Design and construction
- Architect: Charles Adams Platt

= Hanna Building =

The Hanna Building is a historically renovated high-rise in downtown Cleveland's Theater District on the corner of East 14th Street and Euclid Avenue. The building stands 194 feet high and rises to 16 stories. It was built in 1921 and was added to the National Register of Historic Places in 1978. The Hanna is part of the Playhouse Square historic property portfolio and features many of the same features such as news tickers, billboards, and decorative elements as the other "theatrical" buildings in the locale. The Hanna is highly recognizable on the Playhouse Square and is currently the third tallest building in the Theater District behind the B.F. Keith and the US Bank Centre. Like many buildings of the era, the Hanna sits in an oblong fashion in relation to the street grid and runs parallel to the roadways of Euclid Avenue and East 14th Street, respectfully.

==A Legacy is Born==
The structure takes its namesake from the turn of the century prominently powerful Ohio senator, political rival of former Cleveland mayor Tom L. Johnson, avid statesman, and Cleveland businessman Mark Hanna. Mark Hanna was known for being extravagant and free with his money, therefore it is little wonder that his family decided to invest in a skyscraper in Cleveland with his name on it, as Hanna died in 1904. Hanna was instrumental in bringing millions in federal funds to the Cleveland area.

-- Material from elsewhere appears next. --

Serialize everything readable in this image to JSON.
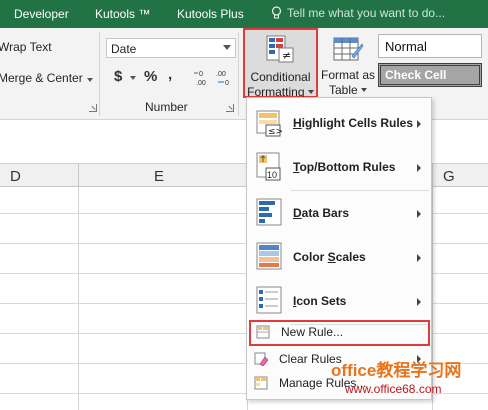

The Hanna Building remains offices while the Hanna Annex is now apartments currently operated by the firm K & D Group of Willoughby, Ohio, which has extensive property holdings in the Greater Cleveland area.

==The Annex==
The building also features an annex which houses the much revered home of the regionally lauded troupe Great Lakes Theater Festival, the intimate Playhouse Square owned cabaret styled Hanna Theater. In 2012, the K & D Group announced that they would convert and renovate the Hanna annex to 102 apartments that would come online in 2014. The apartments sit along the prominent Cleveland throughway of Prospect Avenue and look out to the south of Playhouse Square and to the west towards downtown.